Principal at McGeehan Design, McGeehan has a weekend getaway in Lake Geneva that is both sophisticated and comfortable. He graciously invited At The Lake magazine into his home for a photo shoot, which is featured in the summer 2016 issue. To see more of McGeehan’s work, please see his website.
My background was originally in antiques. I was trained at Sotheby’s in London and returned to New York to be an antiques dealer. I took a great deal of pleasure in creating very elaborate room settings when I did antique shows, and clients then starting asking me to design rooms for them. So I came to interior design unexpectedly. My initial projects were creating historic period rooms for collectors. Two of my first projects were a classical 1830s townhouse in Greenwich Village for one of Malcolm Forbes’ sons and an apartment in the Dakota that was high Victorian. Since then, there has been a massive shift in taste toward modernism and the 20th century, and my work has been led in that direction.
Every project is a new beginning, a new story. There are several forces that come into play – the architecture of the house or apartment itself, the taste of the owner, the budget, and what strikes me as being interesting and chic and delightful given those particulars. The process is always a total collaboration. But in the end, it is a success if the owners feel that the new space expresses who they are better than any place they have ever lived – that is the goal. I personally like a mix of vintage and modern pieces – it creates a space that to me feels both fresh and intelligent.
Another question would be how would my choices for a lake house translate to a Chicago or New York apartment! I think it is interesting to bring some feeling of country to the city and vice versa – I personally like a country house that is relaxed and extremely comfortable but has an unexpected dose of high-style sophistication and style.

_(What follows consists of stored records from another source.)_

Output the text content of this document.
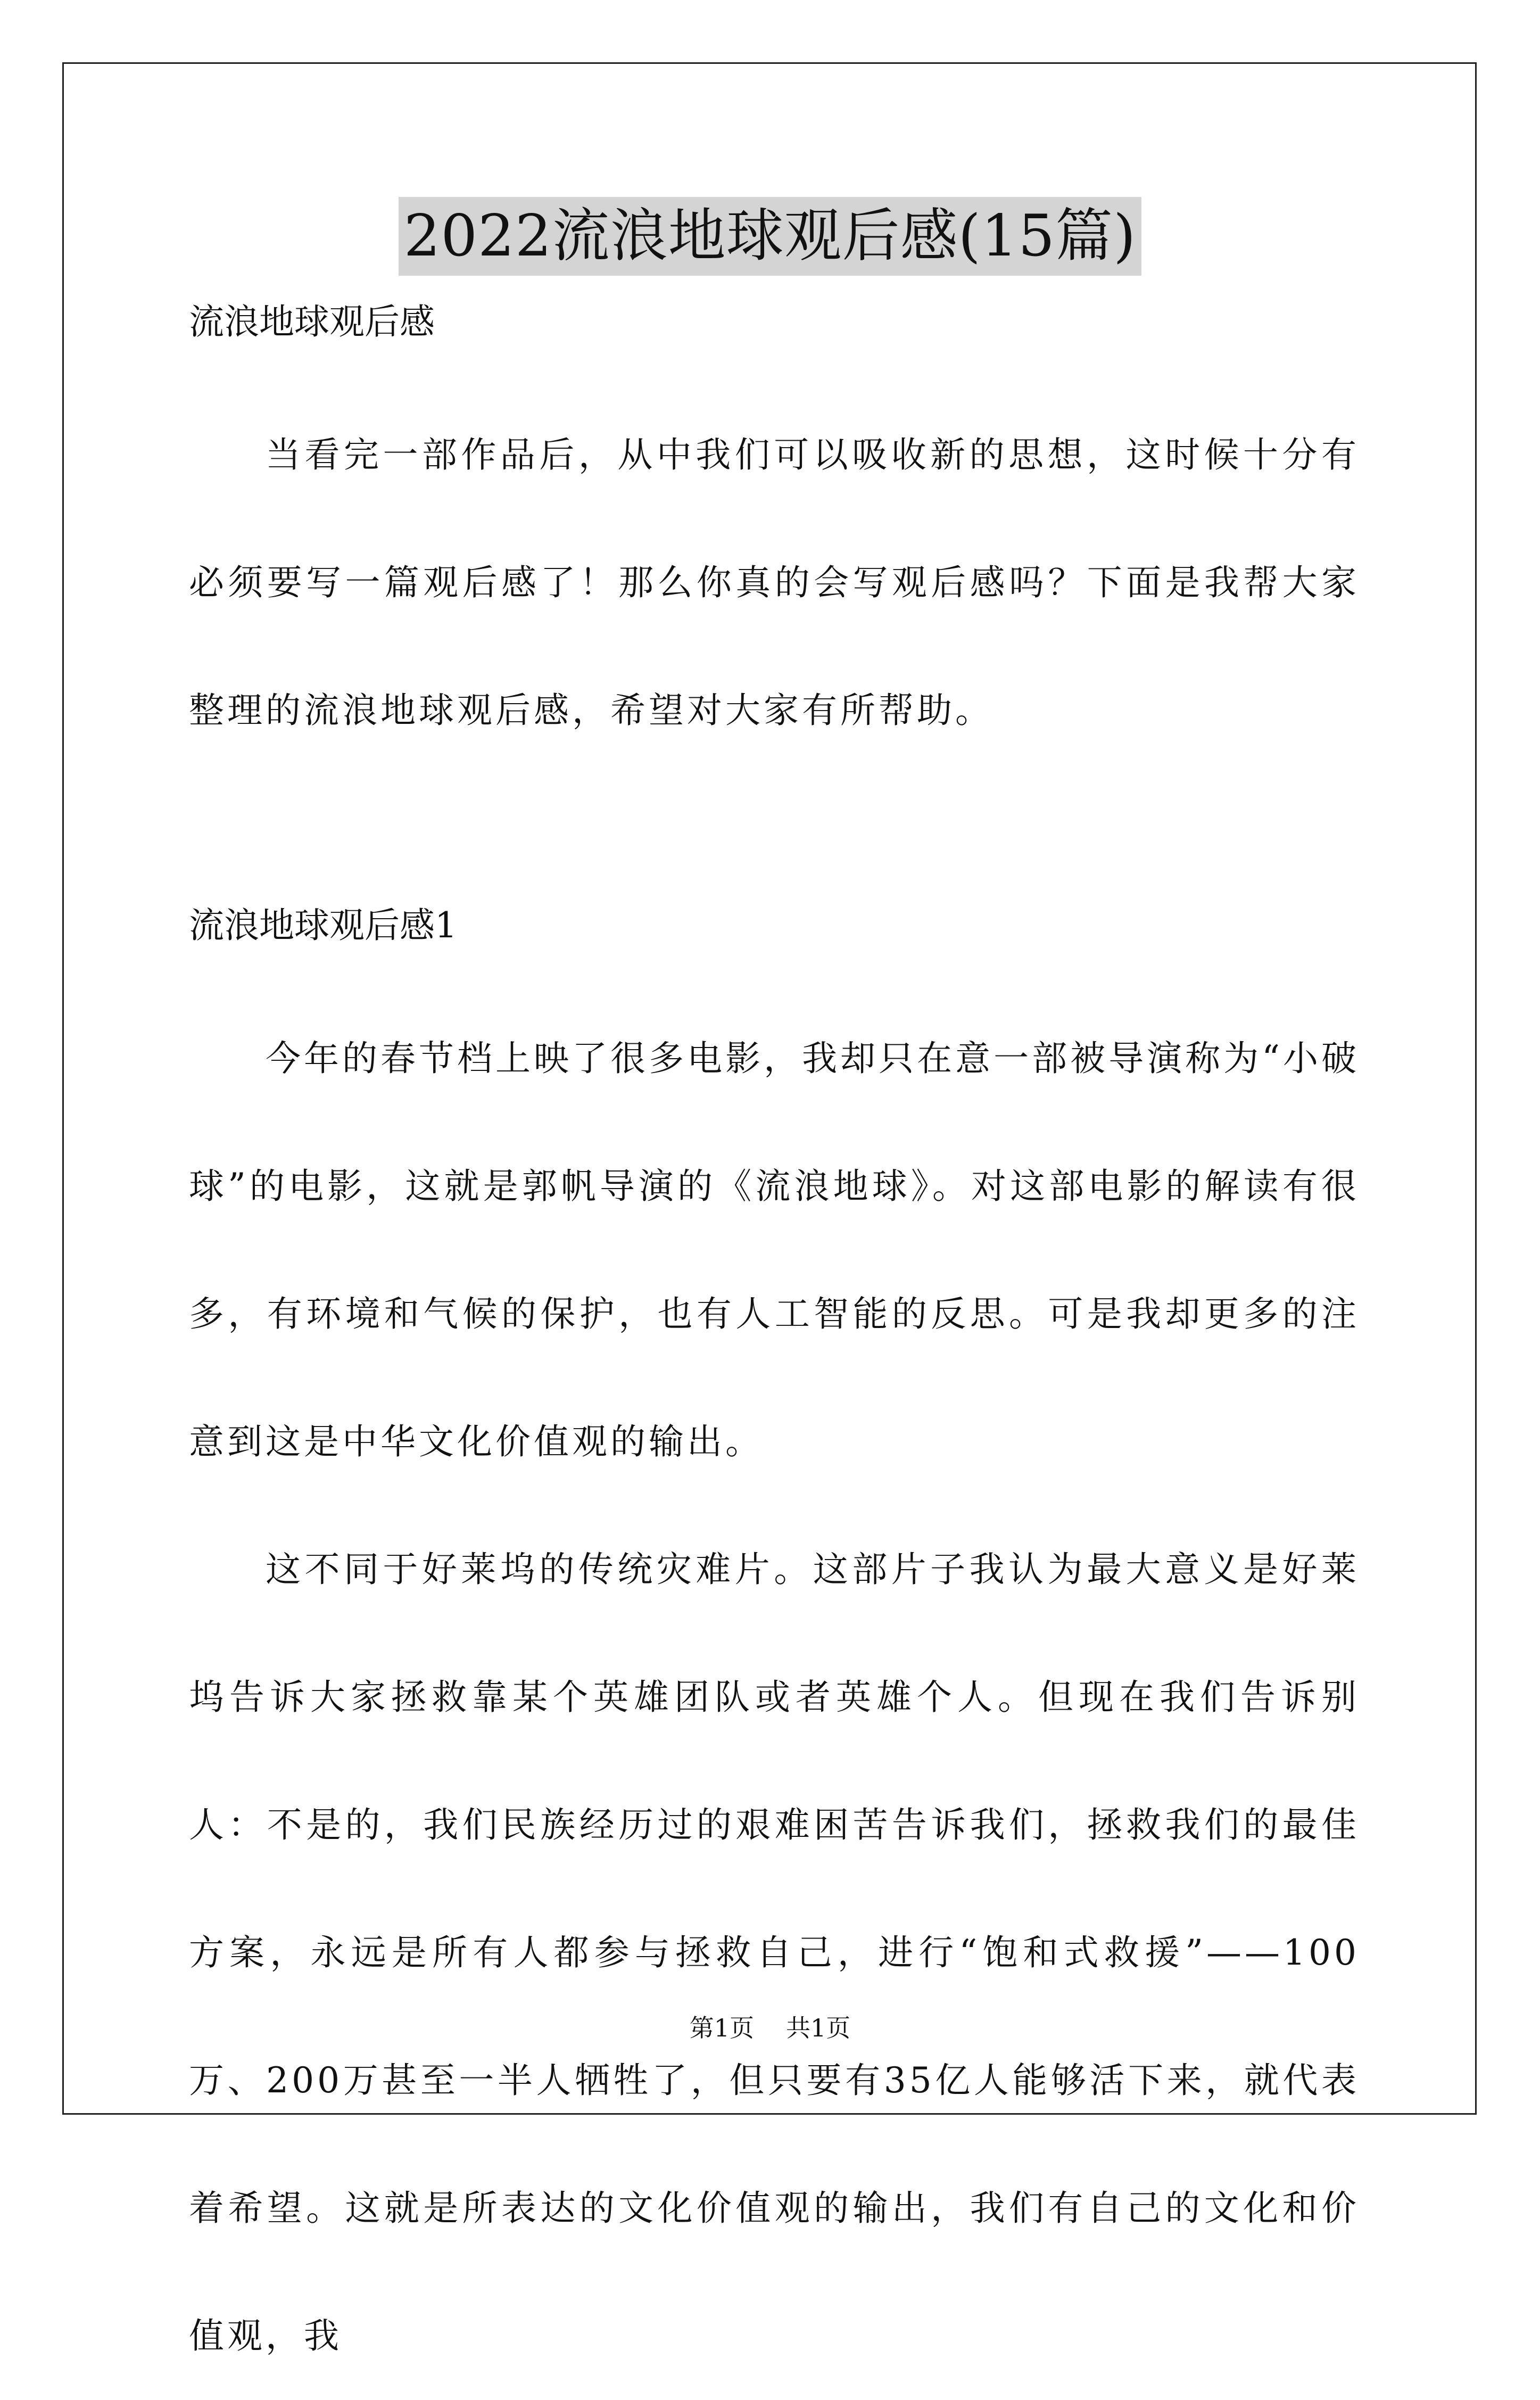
2022流浪地球观后感(15篇)

流浪地球观后感

当看完一部作品后，从中我们可以吸收新的思想，这时候十分有必须要写一篇观后感了！那么你真的会写观后感吗？下面是我帮大家整理的流浪地球观后感，希望对大家有所帮助。

流浪地球观后感1

今年的春节档上映了很多电影，我却只在意一部被导演称为“小破球”的电影，这就是郭帆导演的《流浪地球》。对这部电影的解读有很多，有环境和气候的保护，也有人工智能的反思。可是我却更多的注意到这是中华文化价值观的输出。

这不同于好莱坞的传统灾难片。这部片子我认为最大意义是好莱坞告诉大家拯救靠某个英雄团队或者英雄个人。但现在我们告诉别人：不是的，我们民族经历过的艰难困苦告诉我们，拯救我们的最佳方案，永远是所有人都参与拯救自己，进行“饱和式救援”——100万、200万甚至一半人牺牲了，但只要有35亿人能够活下来，就代表着希望。这就是所表达的文化价值观的输出，我们有自己的文化和价值观，我

第1页 共1页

I wouldn’t say mistakes, but there are many commonly held assumptions that come to mind – that all ceilings need to be white, that every room needs to be a different color, that rooms with little natural light must have pale walls, that artwork must be hung all at eye level. Rooms are more interesting and exciting when some of the “rules” are broken, and that‘s often hard to do on one’s own without some professional advice and vision.
There is a lot of discussion and listening and intuition involved in the design process. Some clients have an expansive vocabulary when discussing furniture styles, etc., and some do not. But everyone can think about and describe how they would like to feel when they walk through the door. I also ask clients to look at various websites such as Pinterest and Houzz and pull images they are attracted to, whether it’s a color or a feeling or a particular piece of furniture they like. Then it’s my job to put it all together into a cohesive concept.
I think the pendulum may be swinging away from strict modernism and neutral colors. I will personally be happy to see more eclectic interiors with more color!
When I have some free time I like to look for the odd vintage piece at the Lake Geneva Antique Mall – I have found some wonderful things there for my house in Lake Geneva and for projects in other parts of the country.